The output from the show system commit operational
mode command and the
file verify that the commit operation, which was made through the
event policy under the privileges of the user bsmith, was successful.
The show system commit output and
messages log file reference the commit comment specified in the log statement at the [edit event-options policy update-on-snmp-trap-link-down then
change-configuration commit-options] hierarchy level.
Verifying the Configuration Changes
Verify the configuration changes by reviewing the [edit routing-options static] hierarchy level of the configuration after disabling the ge-0/3/1 interface.
Issue the following operational mode command:
bsmith@R1> show configuration routing-options static ... route 10.1.10.0/24 next-hop 10.1.3.1; ...
The configured next hop has been modified by the event policy to the new IP address 10.1.3.1, which has its route through the exit interface ge-0/2/1.
Troubleshooting Commit Errors
The triggered event policy does not make the specified configuration changes, and the logs verify that the commit was unsuccessful.

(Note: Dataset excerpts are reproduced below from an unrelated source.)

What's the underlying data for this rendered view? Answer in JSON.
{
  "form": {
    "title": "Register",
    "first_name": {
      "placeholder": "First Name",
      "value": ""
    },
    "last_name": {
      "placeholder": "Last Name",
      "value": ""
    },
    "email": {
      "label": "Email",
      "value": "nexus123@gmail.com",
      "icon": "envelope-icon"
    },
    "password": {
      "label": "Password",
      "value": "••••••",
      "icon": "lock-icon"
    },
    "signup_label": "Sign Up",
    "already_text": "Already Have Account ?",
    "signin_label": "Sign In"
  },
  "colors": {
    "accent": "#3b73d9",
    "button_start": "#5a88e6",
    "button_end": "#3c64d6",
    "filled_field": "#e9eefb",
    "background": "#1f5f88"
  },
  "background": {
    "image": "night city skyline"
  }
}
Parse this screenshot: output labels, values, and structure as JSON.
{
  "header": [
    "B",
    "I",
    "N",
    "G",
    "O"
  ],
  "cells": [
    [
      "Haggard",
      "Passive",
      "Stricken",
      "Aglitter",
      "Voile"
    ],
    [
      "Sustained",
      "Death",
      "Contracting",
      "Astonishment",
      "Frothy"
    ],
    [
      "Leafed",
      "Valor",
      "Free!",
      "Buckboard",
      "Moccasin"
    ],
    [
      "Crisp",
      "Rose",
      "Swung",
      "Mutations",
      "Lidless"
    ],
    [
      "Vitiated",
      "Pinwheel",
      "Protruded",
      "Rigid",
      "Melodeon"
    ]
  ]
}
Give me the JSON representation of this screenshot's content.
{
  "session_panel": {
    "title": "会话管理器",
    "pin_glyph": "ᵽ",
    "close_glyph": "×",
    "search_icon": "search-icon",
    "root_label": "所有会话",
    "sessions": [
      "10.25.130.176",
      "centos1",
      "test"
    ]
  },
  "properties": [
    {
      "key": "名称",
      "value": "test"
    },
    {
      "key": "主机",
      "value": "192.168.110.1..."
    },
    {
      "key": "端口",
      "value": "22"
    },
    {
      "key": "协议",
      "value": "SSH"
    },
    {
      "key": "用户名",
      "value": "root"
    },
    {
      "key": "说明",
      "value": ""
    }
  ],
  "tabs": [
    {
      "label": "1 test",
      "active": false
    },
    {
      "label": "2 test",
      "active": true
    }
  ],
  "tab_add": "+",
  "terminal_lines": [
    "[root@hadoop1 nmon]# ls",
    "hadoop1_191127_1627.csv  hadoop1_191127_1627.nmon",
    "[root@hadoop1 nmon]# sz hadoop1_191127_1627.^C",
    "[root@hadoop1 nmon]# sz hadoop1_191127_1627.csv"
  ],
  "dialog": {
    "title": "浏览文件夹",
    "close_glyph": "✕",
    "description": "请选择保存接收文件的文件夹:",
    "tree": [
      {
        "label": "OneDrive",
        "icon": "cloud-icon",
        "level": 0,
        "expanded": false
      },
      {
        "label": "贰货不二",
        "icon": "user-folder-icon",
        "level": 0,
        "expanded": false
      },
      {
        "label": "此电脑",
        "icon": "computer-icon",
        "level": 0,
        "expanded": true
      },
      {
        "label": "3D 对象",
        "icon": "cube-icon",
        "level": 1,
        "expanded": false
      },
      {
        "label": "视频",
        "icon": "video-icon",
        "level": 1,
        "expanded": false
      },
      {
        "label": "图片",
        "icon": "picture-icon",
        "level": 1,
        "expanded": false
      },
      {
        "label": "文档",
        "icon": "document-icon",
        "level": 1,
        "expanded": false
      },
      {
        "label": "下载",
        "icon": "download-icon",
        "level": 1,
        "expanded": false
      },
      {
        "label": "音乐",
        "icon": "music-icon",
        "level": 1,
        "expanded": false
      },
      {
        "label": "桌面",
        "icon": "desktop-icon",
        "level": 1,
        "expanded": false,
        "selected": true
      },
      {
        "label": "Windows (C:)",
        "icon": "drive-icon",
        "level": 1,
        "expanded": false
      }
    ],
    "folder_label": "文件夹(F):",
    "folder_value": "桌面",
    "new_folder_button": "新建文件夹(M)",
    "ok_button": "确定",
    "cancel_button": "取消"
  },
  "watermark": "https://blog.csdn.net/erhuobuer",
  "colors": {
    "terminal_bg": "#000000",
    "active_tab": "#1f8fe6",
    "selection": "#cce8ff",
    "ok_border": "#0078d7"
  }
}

bsmith@R1> show log messages | last 20
... Oct 10 17:48:59 R1 mib2d: SNMP_TRAP_LINK_DOWN: ifIndex 531, ifAdminStatus down(2), ifOperStatus down(2), ifName ge-0/3/1.0 Oct 10 17:49:01 R1 file: UI_LOAD_EVENT: User 'bsmith' is performing a 'rollback' Oct 10 17:49:01 R1 eventd: EVENTD_CONFIG_CHANGE_FAILED: Configuration change failed: rpc to management daemon failed while executing policy update-on-snmp-trap-link-down with user bsmith privileges
A failed commit might occur if the configuration is locked or if the configuration mode commands have the incorrect syntax or order.
Check the configuration mode commands at the [edit event-options policy update-on-snmp-trap-link-down then change-configuration commands] hierarchy level, and verify that the syntax and the order of execution are correct.
Additionally, increase the retry count and interval options so that if the configuration is locked, the event policy attempts the configuration changes a specified number of times after the first failed instance.